The monumental classicism of Lutyens' and Baker's Delhi nodded to pre-colonial Indian styles. Some have suggested that these nods were rather cursory, that Lutyens' chhajjas — overhanging cornices along the side of a building, or over a door or window, and chhatris, decorative pavilions placed on a roof — were not based on existing Indian models, but instead reinterpreted them in an abstract, classicised idiom. By avoiding both the 'Hindu' and 'Moghul' elements of the colonial Indo-Saracenic style and modelling the roof of the Viceroy's House on the dome of the Sanchi Stupa, Lutyens thought he had gained neutral ground — Buddhism had no adherents in Victorian India. But, historian Thomas Metcalf argues this lack of connection to the present was precisely what made Lutyens' architecture a dead-end: "Confined within the classical traditions of European imperialism, it led, inevitably, nowhere."
Whatever the hopes of an anti-colonial historiography, official architecture in Delhi in the '50s and '60s had not emerged from Lutyens' shadow. The central dome of the Supreme Court (1958) was a simplified version of Rashtrapati Bhavan, and the major CPWD buildings built between 1955 and 1965 — Krishi Bhavan, Udyog Bhavan, Rail Bhavan — all had simplified domes, chhajjas and chhattris, grafted into classical style buildings.
The new modernists found them ridiculous: "Rahman and Stein made jokes about the new Supreme Court building coming up," writes photographer Ram Rahman (who is curator of the Mahatta show and the son of Habib Rahman). But for Lutyens acolytes like contemporary British curator Paul Waite, these structures were evidence that the wish to graft together Eastern and Western forms to create an indigenous architecture for India remained even after independence. For Waite, it is the coming of International Modernism that is cause for lament: "It did not matter if Le Corbusier was designing in Chandigarh, Paris or Morocco – it would be cement, high rise and without reference to any previous architectural traditions of the country. Architecture had to be the same the world over."

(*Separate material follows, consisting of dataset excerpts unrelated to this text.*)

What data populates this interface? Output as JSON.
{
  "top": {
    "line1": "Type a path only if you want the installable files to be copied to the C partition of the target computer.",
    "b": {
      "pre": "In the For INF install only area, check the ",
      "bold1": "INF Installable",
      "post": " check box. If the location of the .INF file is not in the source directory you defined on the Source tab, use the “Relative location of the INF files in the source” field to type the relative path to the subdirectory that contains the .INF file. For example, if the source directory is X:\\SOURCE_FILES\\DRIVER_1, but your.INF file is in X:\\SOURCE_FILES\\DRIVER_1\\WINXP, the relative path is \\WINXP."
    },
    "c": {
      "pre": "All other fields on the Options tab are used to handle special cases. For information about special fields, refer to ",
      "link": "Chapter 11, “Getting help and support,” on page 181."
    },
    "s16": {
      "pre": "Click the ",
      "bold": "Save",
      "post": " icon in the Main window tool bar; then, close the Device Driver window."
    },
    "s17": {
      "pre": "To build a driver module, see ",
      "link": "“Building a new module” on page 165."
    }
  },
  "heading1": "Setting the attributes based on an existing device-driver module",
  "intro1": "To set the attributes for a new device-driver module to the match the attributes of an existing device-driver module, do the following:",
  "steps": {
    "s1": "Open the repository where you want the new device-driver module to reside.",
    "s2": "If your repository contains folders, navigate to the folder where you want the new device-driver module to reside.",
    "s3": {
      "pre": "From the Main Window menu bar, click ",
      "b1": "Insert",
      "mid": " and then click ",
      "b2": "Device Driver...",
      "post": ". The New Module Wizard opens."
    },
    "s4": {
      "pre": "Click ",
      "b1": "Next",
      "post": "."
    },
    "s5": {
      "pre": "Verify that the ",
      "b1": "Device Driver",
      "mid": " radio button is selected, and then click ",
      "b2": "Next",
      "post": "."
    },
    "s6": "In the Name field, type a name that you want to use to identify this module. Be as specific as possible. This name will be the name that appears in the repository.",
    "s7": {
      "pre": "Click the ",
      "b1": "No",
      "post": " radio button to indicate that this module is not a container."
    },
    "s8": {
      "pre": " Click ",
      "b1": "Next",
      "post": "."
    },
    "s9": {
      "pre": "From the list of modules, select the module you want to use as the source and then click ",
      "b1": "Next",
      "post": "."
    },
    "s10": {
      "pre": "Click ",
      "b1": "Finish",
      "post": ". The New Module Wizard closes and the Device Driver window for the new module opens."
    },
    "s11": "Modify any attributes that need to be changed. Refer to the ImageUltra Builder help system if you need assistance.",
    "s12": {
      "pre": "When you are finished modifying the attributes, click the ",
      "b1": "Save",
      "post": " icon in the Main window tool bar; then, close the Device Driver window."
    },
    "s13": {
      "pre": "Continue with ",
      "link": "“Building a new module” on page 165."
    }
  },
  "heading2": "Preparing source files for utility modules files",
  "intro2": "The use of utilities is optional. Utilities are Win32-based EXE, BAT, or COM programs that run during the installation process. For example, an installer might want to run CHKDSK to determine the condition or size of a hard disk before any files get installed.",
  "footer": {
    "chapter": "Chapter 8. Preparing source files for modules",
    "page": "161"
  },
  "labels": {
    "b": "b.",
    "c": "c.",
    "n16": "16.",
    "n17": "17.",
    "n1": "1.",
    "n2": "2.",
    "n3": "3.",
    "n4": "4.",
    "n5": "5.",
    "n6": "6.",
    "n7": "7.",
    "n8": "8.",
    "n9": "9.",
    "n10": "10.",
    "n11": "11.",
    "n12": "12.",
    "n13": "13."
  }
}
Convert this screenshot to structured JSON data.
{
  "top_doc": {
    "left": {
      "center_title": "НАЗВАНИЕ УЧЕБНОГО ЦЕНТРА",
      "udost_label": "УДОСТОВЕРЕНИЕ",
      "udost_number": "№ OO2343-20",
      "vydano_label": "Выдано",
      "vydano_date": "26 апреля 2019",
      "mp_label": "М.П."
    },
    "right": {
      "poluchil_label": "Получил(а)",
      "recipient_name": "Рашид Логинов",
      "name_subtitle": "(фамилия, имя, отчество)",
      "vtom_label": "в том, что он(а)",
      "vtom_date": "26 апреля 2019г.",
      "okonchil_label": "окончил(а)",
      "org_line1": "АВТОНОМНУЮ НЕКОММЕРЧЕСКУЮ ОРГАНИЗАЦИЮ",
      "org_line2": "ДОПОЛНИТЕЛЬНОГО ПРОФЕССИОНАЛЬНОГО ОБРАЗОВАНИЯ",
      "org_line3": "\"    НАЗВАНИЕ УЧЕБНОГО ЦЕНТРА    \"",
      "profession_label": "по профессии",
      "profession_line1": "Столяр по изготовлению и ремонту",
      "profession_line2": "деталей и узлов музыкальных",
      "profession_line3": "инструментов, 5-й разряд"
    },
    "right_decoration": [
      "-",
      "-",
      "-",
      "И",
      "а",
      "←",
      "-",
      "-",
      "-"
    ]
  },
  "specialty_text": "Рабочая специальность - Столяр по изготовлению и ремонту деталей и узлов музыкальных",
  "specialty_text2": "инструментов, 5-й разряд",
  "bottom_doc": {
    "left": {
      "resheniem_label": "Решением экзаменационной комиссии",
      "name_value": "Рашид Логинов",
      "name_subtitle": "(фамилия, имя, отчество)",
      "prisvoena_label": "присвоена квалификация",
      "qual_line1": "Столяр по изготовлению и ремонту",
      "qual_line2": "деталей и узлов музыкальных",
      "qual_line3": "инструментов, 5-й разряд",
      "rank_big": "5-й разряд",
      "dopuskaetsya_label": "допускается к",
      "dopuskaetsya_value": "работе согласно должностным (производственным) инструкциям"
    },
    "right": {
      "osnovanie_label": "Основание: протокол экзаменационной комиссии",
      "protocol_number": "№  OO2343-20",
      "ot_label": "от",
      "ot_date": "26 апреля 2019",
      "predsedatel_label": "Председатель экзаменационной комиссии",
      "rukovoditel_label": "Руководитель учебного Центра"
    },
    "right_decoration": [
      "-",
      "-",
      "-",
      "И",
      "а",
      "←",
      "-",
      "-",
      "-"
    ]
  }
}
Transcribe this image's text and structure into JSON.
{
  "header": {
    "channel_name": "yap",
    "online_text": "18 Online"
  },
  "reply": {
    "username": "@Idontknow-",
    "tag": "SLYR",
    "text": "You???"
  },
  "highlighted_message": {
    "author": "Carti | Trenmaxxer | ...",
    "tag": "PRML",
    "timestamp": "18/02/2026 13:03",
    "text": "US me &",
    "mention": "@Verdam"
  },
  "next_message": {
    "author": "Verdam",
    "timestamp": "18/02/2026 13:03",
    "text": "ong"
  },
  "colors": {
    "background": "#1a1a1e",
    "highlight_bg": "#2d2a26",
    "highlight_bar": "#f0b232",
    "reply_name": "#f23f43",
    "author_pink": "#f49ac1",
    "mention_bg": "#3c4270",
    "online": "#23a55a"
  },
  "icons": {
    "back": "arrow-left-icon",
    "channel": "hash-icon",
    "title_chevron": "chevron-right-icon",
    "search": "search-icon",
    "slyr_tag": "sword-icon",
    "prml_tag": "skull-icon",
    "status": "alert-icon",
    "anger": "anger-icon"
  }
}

Ram Rahman believes exactly the opposite. For him, "What this generation of architects did was to develop a vocabulary of modernist practice suited to Indian conditions and connected to the ethos of the time". Stein, he reminds us, has spoken of how the spirit of Gandhi, still prevalent in the '50s, "meshed perfectly with the 'less-is-more' slogan of Modernism".
So is there really a 'Delhi Modern'? Do the cement and ceramic jalis of Stein's Lodi Estate or Rahman's Rabindra Bhavan make them 'indigenous'? Is indigeneity necessary? The debate is a fascinating one, and potentially endless. One way to resolve what one thinks is to begin to look more carefully at the buildings that surround us. Looking at Mahatta's image of the Shri Ram Centre, halfway through construction, it is impossible not to think of it as a spaceship that has recently landed, barely avoiding the elegant arcades of Connaught Place. And yet it is impossible to conceive of the Mandi House area today without the Shri Ram Centre. The alienating quality in the photograph has been erased by time and familiarity; even its once-harsh exterior seems softened by the presence of the little café.
Perhaps, despite all its conceits, any architecture is eventually dwarfed by those who use it. As it should be.